Barlow had the kind of white eyes that get harder than any other kind. “Listen, boy: Captain said take a team, and we’re going to take a team. You want to come along, fine; you don’t want to play that way, I’ll turn around and march into Arnie’s office and get you pulled off this case. I mean it.”

Paz let out a breath and said, “Fine. What do you want me to do?”

They got to the Poinciana Suites a little after seven. It was a four-story, cream-colored stucco building full of small apartments for well-off transients, set back from the street across from Brickell Park. They parked on the street out front, Barlow and Paz in Paz’s car, a big van full of SWAT guys in white plastic suits and gas masks, and a crime-scene-unit van. Barlow told the SWATs to stay put while he and Paz made the arrest. The SWAT commander, Lieutenant Dickson, objected strenuously to this plan; the whole point of his unit was to go in first and overwhelm the suspect. And what about this gas?

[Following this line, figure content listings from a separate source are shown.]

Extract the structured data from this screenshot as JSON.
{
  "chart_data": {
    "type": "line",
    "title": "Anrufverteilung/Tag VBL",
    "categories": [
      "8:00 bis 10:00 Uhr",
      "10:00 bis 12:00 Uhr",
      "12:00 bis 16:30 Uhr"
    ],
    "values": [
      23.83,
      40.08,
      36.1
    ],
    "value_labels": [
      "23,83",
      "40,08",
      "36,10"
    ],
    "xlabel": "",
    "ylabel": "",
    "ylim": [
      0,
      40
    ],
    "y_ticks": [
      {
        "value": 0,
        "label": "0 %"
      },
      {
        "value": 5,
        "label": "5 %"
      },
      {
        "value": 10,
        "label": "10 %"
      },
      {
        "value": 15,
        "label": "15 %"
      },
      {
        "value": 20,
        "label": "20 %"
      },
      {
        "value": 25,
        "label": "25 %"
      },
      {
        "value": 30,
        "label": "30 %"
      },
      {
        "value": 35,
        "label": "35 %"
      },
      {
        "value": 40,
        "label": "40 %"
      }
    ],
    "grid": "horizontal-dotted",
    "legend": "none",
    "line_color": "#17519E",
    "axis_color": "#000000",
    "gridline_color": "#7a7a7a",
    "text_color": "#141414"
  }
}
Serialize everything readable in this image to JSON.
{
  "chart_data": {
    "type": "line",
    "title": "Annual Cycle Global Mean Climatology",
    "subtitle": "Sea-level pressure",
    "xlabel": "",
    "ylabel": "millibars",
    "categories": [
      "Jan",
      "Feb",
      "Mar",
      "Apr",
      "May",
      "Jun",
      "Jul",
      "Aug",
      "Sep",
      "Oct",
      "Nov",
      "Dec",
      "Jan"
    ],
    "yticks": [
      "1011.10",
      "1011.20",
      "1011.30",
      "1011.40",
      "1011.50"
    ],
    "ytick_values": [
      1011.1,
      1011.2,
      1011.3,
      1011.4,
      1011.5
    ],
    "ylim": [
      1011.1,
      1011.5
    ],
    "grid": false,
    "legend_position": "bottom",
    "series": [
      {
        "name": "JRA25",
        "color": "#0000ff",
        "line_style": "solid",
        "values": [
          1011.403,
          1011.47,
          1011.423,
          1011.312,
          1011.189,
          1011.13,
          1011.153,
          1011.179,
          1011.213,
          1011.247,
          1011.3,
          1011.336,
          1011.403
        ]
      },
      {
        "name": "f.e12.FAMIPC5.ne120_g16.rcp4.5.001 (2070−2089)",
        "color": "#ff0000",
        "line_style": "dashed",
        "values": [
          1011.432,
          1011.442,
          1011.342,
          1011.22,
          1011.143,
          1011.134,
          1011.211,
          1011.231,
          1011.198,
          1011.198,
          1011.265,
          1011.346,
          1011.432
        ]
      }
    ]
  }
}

“They ain’t no gas, son,” said Barlow. “It’s something else, what our man’s got, and I think we can handle it. Now look here: that’s why they call y’all backup. Back up! We’re going in, me and Jimmy here, and we’re coming out with the guy. You do what you have to do to secure the building, the back exits and such. If we ain’t out in half an hour, you mask up and go in shooting. But it ain’t going to come to that.”

Dickson relented and started to dispose his troops. Paz and Barlow rode the elevator to the top floor in silence. Paz pushed the buzzer at the door of number 303. The door opened. Moore was standing there, dressed in a yellow T-shirt and baggy gray cotton pants, with leather sandals on his feet. They showed him their ID.

“Malcolm DeWitt Moore?” Barlow asked.

“That’s me.” He looked straight at Paz, ignoring Barlow. Paz saw a man of about his own size, with a lighter build and eyes that were hazel rather than brown. Paz said, “We’d like to talk to you.”

Moore backed away from the door. “Sure, come in. I’m in the middle of something. Just let me put it away.”

They followed him into the apartment, which consisted of one large room, furnished in modern light woods and Haitian cotton rugs and upholstery, high-class motel equipage, and a smaller bedroom, which they could see through an open door. Moore went to a desk, bent over it, and wrote something in a notebook. Then he sat down in a straight chair that stood in front of the desk.

He hasn’t said what’s this all about, Officer, thought Paz. Everybody the cops come visiting asks that, but he doesn’t. Moore said, “I just had something in my head I wanted to get down. It’s funny, when you buzzed I was working on a poem about a crime.” He held up the notebook. “Would you like to read it?”